There’s no doubt that any Democratic president faces a difficult task in holding together a political coalition made up of two groups – progressives and neoliberals – who distrust each other and are in many ways fighting each other over the basic economic issues facing this country. But Obama has not made much effort to keep progressives on his side. He halfheartedly advocated for their goals, did some things to roll back progressive gains and values, and expects progressives to remain in the coalition largely out of fear of a Republican presidency. That’s a legitimate reason to stay, don’t get me wrong. But it won’t work for everybody, and nobody should be surprised when some progressives walk. Everyone has their limit.

It has been clear that Obama is of the neoliberal wing of the Democratic Party. He always was (and so too was Hillary Clinton). It’s far easier for a neoliberal Democrat to win over just enough progressives to gain the party presidential nomination than vice-versa. Progressives are debating amongst themselves whether it makes sense to stay in that coalition if the terms are, as they have been since the late 1970s, subservience to a neoliberal agenda. I do not expect that debate to end anytime soon.

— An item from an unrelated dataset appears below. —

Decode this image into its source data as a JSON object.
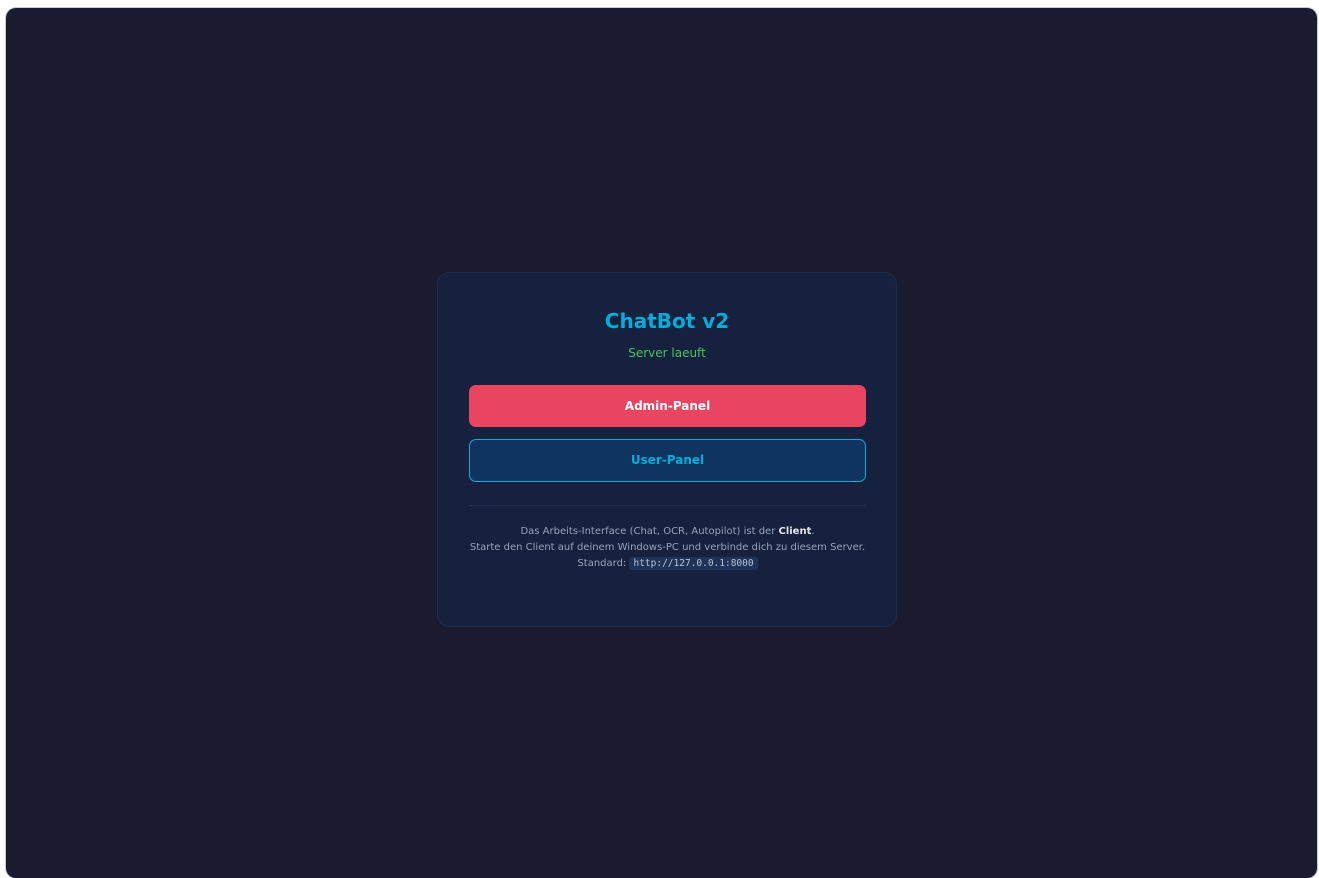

What we can do – and what we must do – is ensure that within the progressive coalition, we DO practice good coalitional behavior. If we are going to stay inside the Democratic Party, then we have to overcome the neoliberal wing. To do that, we have to be a disciplined and effective coalition. And to do that, we have to have each other’s back. We have to attend to each other’s needs. We have to recognize that everyone who wants to be in the coalition has a legitimate reason to be here, and has legitimate policy goals. If we have different goals – if Person A cares most about ending the death penalty, if Person B cares most about reducing carbon emissions, and if Person C cares most about single-payer health care, we have to make sure everyone not only gets their turn, but also make sure that each does not have to suffer a loss at our hands. If we find that we have goals that are in conflict, then we have to resolve that somehow.

One thing is clear: no coalition has ever succeeded with one part telling the other that their values are flawed, that they are wrong to want what they want, that they are wrong to be upset when they don’t get something. We are not going to change people’s values, and we should not make doing so the price of admission to a coalition. Unless we want to. In which case we have to accept the political consequences. I’d be happy to say we will never, and must never, coalition with neoliberals. But that has political consequences that many other progressives find unacceptable.

If we are going to address the severe crisis that is engulfing our country, we need to become better at building and maintaining coalitions. That means we have to decide who we want in the coalition, how we will satisfy their needs, and what price to maintain the coalition is too high to pay. Those are necessary, even essential political practices. It’s time we did that, rather than beating each other over the head for not seeing things exactly the way we do ourselves.

Only then will be become the disciplined and effective operation that we want.